Roasted Vegetable Egg Wrap
Yield: 12 servings
- 6 oz. Poblano peppers (2 medium), seeded and julienned
- 12 oz. asparagus (1 bunch), chopped
- 1 oz. (1 cup) sliced mushrooms
- 1 oz. (1/4 cup) shallots
- 1 oz. (1/4 cup) sun-dried tomatoes, julienned thin
- 1 tsp. dried oregano
- salt and pepper, 1/2 tsp. each
- 1/3 cup olive oil divided
- 3 cups fresh spinach
- 1/2 cup garlic cloves
- 1 tbsp. olive oil
- 4 oz. (1/2 cup) mayonnaise
- 2 lb., 10 oz.* eggs (24 large), beaten
- 1/4 cup butter
- 12 flour tortillas, (10-in.)
- 4 avocados (8-10 oz. ea.) pitted, skinned, quartered and sliced lengthwis
*If using frozen or liquid whole egg product.
- Prepare vegetables: Heat oven to 350°F. Toss peppers, asparagus, mushrooms, shallots, tomatoes, oregano, salt and pepper in ¼ cup olive oil. Transfer to a sheet pan and roast for 15-20 minutes, turning once. Remove and keep warm.Sauté spinach in remaining 1 ⅓ tablespoons olive oil just until wilted. Remove from heat, keep warm.
- In a small baking dish, roast garlic cloves in 1 tablespoon olive oil in oven at 350°F for 30 minutes; cool. Blend mayonnaise and garlic until smooth; refrigerate.
- Scramble eggs in melted butter over medium heat until firm throughout with no visible liquid egg remaining; keep warm.

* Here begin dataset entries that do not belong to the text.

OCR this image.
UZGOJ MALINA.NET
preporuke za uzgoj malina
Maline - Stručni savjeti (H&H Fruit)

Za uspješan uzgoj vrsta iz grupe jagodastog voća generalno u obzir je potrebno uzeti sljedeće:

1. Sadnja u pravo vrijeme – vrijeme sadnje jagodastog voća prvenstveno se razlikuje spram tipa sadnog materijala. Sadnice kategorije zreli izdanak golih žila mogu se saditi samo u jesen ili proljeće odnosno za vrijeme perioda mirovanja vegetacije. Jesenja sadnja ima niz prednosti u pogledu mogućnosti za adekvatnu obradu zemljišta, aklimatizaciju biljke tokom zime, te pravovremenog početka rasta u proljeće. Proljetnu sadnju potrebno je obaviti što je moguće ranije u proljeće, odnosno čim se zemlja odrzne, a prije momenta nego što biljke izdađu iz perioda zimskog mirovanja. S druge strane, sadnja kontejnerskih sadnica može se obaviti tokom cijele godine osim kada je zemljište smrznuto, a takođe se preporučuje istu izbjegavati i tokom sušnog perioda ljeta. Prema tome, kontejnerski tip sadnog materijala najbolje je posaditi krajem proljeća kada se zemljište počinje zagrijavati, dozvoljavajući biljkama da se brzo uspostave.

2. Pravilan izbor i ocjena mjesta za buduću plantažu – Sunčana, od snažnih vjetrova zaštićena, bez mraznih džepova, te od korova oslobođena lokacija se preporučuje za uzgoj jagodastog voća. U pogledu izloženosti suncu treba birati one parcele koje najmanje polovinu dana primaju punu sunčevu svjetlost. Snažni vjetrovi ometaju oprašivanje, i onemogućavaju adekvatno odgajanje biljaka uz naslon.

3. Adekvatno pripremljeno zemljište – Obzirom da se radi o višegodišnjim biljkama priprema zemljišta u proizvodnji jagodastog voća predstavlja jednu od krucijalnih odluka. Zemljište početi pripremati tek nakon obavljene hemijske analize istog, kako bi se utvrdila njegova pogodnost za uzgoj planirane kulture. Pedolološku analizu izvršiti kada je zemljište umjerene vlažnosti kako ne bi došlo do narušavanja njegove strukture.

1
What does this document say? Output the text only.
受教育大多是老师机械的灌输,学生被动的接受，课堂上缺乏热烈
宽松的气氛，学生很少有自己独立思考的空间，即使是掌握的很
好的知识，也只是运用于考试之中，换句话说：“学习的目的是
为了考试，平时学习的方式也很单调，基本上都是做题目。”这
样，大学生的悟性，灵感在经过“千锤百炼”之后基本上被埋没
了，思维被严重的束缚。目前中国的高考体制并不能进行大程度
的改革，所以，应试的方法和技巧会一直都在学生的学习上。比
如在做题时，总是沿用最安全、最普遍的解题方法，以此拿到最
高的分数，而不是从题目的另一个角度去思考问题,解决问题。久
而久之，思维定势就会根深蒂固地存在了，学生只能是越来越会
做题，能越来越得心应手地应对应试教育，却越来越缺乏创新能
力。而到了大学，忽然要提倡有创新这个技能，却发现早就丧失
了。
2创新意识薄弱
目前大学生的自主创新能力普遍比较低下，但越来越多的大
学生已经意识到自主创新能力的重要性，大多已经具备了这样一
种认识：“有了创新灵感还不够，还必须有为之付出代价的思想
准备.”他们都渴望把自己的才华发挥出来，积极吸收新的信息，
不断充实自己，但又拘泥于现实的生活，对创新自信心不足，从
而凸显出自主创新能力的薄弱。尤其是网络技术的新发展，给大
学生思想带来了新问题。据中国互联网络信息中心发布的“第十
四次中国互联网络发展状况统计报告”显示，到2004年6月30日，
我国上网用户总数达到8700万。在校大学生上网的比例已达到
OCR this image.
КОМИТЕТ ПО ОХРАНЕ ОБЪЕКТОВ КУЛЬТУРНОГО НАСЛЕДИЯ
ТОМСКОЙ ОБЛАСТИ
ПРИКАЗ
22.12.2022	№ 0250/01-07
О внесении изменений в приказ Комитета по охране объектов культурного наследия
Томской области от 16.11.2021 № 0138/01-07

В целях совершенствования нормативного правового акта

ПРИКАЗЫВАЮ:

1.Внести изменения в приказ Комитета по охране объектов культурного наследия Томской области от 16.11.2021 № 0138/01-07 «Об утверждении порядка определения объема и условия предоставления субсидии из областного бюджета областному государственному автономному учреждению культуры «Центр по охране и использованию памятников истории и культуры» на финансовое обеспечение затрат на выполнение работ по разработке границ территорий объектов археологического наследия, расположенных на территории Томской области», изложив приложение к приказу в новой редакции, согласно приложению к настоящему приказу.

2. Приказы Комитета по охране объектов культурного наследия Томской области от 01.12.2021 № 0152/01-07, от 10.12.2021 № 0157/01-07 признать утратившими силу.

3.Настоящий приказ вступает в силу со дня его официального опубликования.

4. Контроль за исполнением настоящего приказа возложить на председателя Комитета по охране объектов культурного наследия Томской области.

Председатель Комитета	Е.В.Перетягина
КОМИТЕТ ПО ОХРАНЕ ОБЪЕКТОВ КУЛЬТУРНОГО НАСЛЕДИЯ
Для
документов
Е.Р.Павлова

- For each serving, warm a tortilla on a flat grill or in a pan; transfer to a plate. Spread 1 tablespoon garlic-mayonnaise down the center of the tortilla. Place ½ cup scrambled eggs down the center of the tortilla. Top with a quarter of sliced avocado. Spread 2 tablespoons wilted spinach over avocado. Top with ¼ cup roasted vegetables. Roll up, burrito-style. Serve immediately.
NOTE: Do not let uncooked egg mixture remain at room temperature for longer than one hour (including preparation and service time).